Kaifu Lee’s five most popular weibo postings in 2011:

*Reposting weibos is a power, and responsibility. We spread messages, not rumors; observe, not follow blindly; be critical, without violating truth; straightforward, not foul-mouthed. You and I are not just visitors, but active participants. Let weibos be clear and warm, starting with ourselves (October 25, 21:23, 2012).

* A friend who lives near Apple Inc. spoke to me over the phone: “I saw a spectacular rainbow over the sky this morning on my way sending kids to school. No rain. Maybe this is how God commemorates Steve Jobs.” (October 6, 08:07, 2011).

* George W. Bush’s brother, Neil Bush (who tweets on Weibo almost entirely in Chinese on Sina.com) wrote to his daughter on the eve of her wedding to Ralph Lauren‘s son: “Of the men in your life I loved you first.” Chinese fathers can learn from him such expression of profuse compassion (September 8, 20:15, 2011).

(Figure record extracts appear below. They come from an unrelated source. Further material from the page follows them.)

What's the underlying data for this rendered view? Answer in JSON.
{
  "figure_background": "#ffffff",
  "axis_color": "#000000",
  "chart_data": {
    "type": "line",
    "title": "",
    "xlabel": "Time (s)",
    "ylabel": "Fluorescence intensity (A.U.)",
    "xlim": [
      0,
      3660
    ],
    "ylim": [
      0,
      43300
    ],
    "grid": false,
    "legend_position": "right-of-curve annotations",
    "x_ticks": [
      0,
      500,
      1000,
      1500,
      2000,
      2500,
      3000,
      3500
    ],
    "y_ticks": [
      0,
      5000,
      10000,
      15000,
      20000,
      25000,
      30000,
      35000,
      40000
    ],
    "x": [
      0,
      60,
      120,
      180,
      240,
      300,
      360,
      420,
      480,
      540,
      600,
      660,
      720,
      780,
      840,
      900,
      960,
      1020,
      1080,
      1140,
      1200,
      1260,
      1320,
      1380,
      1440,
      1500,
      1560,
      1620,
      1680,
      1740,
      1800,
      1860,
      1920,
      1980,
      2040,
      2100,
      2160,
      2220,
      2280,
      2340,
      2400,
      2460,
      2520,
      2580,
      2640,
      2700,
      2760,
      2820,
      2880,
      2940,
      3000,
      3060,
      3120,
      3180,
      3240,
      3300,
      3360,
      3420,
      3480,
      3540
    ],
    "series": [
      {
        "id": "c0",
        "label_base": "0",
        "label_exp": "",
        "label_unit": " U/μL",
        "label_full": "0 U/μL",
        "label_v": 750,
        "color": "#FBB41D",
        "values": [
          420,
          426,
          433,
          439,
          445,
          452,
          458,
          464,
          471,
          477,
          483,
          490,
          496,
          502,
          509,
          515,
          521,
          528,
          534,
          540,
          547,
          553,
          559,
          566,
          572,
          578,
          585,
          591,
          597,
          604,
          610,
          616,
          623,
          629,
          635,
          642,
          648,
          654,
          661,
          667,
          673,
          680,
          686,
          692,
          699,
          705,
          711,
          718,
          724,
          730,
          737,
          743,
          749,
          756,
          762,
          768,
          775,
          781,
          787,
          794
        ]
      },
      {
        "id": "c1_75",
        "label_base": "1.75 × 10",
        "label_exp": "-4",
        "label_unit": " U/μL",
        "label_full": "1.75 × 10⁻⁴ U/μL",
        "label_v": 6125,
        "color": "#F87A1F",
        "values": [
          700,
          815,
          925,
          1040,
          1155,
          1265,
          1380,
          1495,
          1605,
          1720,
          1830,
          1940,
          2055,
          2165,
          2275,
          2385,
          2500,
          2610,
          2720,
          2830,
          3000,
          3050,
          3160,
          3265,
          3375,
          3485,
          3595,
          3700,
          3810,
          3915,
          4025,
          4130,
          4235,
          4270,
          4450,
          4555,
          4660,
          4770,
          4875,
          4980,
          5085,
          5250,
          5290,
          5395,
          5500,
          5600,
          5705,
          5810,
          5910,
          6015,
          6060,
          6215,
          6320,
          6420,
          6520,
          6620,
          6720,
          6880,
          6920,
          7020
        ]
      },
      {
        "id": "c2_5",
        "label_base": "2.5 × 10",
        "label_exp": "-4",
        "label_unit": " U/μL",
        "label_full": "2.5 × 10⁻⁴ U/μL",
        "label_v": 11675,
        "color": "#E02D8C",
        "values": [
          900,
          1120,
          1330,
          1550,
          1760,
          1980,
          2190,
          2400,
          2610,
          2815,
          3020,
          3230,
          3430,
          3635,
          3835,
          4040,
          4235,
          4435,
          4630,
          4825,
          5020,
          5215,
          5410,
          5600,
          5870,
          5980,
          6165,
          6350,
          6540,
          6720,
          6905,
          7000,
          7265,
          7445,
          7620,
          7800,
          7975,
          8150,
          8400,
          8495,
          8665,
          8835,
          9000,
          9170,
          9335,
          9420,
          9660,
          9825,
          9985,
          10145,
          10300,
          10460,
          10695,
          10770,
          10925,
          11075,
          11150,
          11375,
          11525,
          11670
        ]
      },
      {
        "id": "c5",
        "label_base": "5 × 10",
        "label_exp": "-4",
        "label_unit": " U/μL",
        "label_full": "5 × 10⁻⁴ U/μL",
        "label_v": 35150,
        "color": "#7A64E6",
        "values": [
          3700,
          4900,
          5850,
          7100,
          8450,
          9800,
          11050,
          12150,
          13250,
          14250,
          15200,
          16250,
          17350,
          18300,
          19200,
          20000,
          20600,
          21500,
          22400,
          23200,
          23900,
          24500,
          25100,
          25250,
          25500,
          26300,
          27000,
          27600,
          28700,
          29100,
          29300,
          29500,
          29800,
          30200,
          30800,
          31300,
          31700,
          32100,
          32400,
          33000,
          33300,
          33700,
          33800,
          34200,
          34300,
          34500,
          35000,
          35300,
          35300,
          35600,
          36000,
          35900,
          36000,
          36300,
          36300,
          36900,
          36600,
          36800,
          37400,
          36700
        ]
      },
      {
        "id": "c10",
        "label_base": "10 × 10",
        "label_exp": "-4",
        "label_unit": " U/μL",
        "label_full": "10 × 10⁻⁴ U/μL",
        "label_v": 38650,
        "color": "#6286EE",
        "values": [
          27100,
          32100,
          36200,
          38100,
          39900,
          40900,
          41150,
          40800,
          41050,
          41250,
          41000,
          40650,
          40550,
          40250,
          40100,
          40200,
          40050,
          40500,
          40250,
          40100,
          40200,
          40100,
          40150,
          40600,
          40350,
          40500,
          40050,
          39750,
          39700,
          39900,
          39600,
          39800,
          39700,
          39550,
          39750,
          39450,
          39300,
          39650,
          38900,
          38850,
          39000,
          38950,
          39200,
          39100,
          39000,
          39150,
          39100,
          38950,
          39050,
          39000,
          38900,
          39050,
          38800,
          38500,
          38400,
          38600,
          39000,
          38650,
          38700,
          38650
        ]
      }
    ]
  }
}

* A high-speed train derailed in German in 1998, killing 101 people. Authorities thoroughly investigated and prosecuted those responsible, then built a memorial on the site of the disaster (see attached picture). I support the idea of building a memorial on the site of high-speed train crash in Wenzhou to commemorate victims and serve a warning to future generations, after proper investigations (August 7, 11:31, 2011).

* Many people remain skeptical about my prognosis about patent acquisition driving Google into acquiring Motorola Mobility. Last night over dinner, a former Google board director, agreed with me on the issue. Here are pointers you can follow: patents are very valuable (even though this is something today’s China lacks ); not every company wants to be the next Apple; companies cannot betray their genes, in Google’s case, its open platform; do not believe in conspiracy theories. Lastly, even if you don’t believe this prognosis, I do. August 17, 06:00, 2011

Words of wisdom (these are hugely popular with Chinese fans)

*“Judge a man on how he reacts to failure, not success.” — Martin Luther King (March 27 14:31,2011).

*When you are afraid of trying something new, think about this: Titanic was built by experts; Noah’s Ark was built by beginners (June 24, 10:45, 2011).

*”And the only way to do great work is to love what you do. If you haven’t found it yet, keep looking. Don’t settle. As with all matters of the heart, you’ll know when you find it.” –from Steve Jobs’ Stanford commencement address (March 15, 09:15, 2011).

On Celebrities

* One day, people would no longer use iPhones, iPads, Macs. Apple may even lose its luster, but Steve Jobs’ belief and wisdom will survive. His commencement speech at Stanford (“Stay hunger, stay foolish,” “connect the dots,” “follow your heart”‘) will stimulate young people the way those of Churchill, Lincoln and Martin Luther King do (October 6, 19:42, 2011).

* Facebook CEO Mark Zuckerberg talks about his Law of Social Sharing: the amount of stuff you shared today is double the amount you shared a year ago. It creates similar compounding effects much like Moore’s law in semiconductor ( July 8, 11:03, 2011).

*HTC recently caught worldwide attention with its market cap exceeding Nokia’s. HTC chairwoman is Cher Wang, daughter of Taiwanese tycoon Wang Yung-ching. She started from scratches despite hailing from a wealthy family and may accomplish more than her father. She is a model of China’s second generation of family wealth, and an investor in my company Innovation Works ( April 10, 13:47, 2011).